M. Casevitz u.a. (Hrsg.): Libanios, Antiochicos

Cover
Titel
Libanios, Discours III. Discours XI, Antiochicos


Herausgeber
Casevitz, Michel; Lagacherie, Odile; Saliou, Catherine
Reihe
Collection des universités de France. Série grecque 524
Anzahl Seiten
CV, 215 S., davon [1]-74 Doppelseiten
Preis
€ 47,00
Rezensiert für H-Soz-Kult von
Raphael Brendel, München

Die „Collection Budé“ stellt die wichtigste Reihe für die Publikation zweisprachiger Quellenausgaben mit wissenschaftlichem Anspruch im französischsprachigen Raum dar und kann bereits eine Vielzahl grundlegender Editionen vorweisen. Während allerdings beispielsweise die dort erscheinende Gesamtausgabe der Historia Augusta gut vorangeht, ist die des Libanios noch immer kaum über ihre Anfänge hinausgekommen1, so dass es besonders erfreulich ist, seit über einem Jahrzehnt nun wieder einen neuen Band der Werke des antiochenischen Sophisten in Empfang nehmen zu können. Dieser vierte Band (der dritte nach der Zählung der Bandangaben) bietet eine Edition und Übersetzung der elften Rede, des Antiochikos, in der Libanios anlässlich der Olympischen Spiele eine Beschreibung der Stadt Antiochia und einen Abriss der Stadtgeschichte bietet.

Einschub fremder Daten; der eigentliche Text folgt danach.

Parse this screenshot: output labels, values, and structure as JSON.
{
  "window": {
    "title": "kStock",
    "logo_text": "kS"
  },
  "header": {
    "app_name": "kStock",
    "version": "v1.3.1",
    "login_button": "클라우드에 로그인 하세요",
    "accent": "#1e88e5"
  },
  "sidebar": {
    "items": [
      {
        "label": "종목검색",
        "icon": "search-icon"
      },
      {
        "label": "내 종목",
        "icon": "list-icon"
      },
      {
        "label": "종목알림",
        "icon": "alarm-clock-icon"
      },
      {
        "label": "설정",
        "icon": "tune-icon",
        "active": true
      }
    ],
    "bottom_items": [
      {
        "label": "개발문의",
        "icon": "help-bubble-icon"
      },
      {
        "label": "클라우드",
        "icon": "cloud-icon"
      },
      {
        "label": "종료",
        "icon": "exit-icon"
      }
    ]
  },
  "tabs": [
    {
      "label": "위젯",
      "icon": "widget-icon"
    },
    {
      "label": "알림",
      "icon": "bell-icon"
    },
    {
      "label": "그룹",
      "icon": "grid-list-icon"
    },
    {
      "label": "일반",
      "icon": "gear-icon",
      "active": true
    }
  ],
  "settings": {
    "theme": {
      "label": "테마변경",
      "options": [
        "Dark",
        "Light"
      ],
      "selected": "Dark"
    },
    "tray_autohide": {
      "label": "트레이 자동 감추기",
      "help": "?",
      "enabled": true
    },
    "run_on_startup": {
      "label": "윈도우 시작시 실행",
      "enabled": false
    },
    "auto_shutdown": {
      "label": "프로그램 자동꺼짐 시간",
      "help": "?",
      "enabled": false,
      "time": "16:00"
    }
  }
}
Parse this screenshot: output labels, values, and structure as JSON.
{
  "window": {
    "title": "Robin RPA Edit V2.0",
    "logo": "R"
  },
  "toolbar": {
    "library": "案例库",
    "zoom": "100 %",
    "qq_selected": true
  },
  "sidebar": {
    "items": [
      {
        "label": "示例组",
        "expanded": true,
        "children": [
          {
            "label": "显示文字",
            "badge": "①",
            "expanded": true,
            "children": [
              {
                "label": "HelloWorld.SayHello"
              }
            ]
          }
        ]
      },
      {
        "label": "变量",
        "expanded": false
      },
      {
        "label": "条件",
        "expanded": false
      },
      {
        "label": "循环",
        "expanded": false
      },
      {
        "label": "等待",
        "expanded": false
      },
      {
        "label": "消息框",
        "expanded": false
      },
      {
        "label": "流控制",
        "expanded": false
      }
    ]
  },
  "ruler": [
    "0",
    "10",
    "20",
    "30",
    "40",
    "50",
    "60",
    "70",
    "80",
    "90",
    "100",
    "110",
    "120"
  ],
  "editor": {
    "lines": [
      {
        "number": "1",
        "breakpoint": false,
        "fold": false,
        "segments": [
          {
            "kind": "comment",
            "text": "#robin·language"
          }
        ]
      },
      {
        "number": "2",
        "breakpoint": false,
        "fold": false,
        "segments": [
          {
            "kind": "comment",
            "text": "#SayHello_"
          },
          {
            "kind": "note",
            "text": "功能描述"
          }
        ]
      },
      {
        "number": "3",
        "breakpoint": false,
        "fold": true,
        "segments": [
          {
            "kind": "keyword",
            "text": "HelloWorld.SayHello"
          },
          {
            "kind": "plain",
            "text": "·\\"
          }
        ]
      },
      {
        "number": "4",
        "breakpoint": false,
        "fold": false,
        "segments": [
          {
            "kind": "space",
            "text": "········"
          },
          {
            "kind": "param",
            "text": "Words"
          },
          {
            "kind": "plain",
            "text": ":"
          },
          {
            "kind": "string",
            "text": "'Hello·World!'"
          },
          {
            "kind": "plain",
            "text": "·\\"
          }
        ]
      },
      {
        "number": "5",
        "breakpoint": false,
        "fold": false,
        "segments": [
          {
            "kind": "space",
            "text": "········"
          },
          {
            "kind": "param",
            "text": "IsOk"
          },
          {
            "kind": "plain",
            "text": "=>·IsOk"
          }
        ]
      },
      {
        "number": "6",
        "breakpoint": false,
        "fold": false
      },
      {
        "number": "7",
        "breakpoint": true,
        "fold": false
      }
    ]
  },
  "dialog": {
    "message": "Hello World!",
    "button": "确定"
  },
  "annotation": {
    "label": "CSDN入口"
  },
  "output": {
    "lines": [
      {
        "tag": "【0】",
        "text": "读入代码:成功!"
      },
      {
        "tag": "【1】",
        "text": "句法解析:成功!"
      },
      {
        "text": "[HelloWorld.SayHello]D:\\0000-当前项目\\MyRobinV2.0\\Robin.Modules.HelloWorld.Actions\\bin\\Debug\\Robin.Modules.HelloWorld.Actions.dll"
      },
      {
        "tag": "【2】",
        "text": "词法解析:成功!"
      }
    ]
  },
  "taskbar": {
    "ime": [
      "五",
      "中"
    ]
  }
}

Ein kurzes Vorwort (S. V) erläutert den Hintergrund der Edition: Deren Ausgangspunkt ist die Dissertation von Odile Lagacherie (Grenoble 1983), die auch an der hier vorliegenden Ausgabe mitgearbeitet hat. Michel Casevitz ist verantwortlich für Text und Übersetzung und Catherine Saliou, die bereits mit einer Vielzahl an Beiträgen zur Geschichte Antiochias hervorgetreten ist (S. XCIII–XCV), verfasste die kommentierenden Anmerkungen. Entsprechend ist auch die Aufteilung in der Einleitung (S. VII–LVII) gestaltet: Im ersten Teil (S. VII–LIV) diskutiert Saliou historische Aspekte wie die Datierung der Rede (sie sei 356 in Antiochia gehalten und bis spätestens 362 überarbeitet und in der vorhandenen Form publiziert worden) und deren Bedeutung als Quelle für die Stadtgeschichte Antiochias, aber auch literarhistorische Themen wie das Genre der Rede, deren Gliederung und Inhalt sowie deren Rezeption bei späteren Autoren (so bei Julian in seinem Misopogon, Gregor von Nazianz, Johannes Chrysostomos, Chrorikios von Gaza, Johannes Phokas, Nikolaos Mesarites oder Bessarion), die sich bis auf die Verwendung in modernen Beiträgen zur Stadtplanung (S. LII–LIV) erstreckt. Der von Casevitz verfasste zweite Teil der Einleitung zur handschriftlichen Überlieferung (S. LV–LVII) ist deutlich kürzer gehalten und fasst im Wesentlichen die Ergebnisse der Edition Försters über die 38 bzw. 37 Handschriften (in einem Fall bieten zwei zusammengehörige Handschriften jeweils die Hälfte der Rede) zusammen. Die reichhaltige Bibliographie (S. LIX–CIII), zu der keine wesentlichen Ergänzungen nötig sind2, ist als nützliches Hilfsmittel sehr willkommen.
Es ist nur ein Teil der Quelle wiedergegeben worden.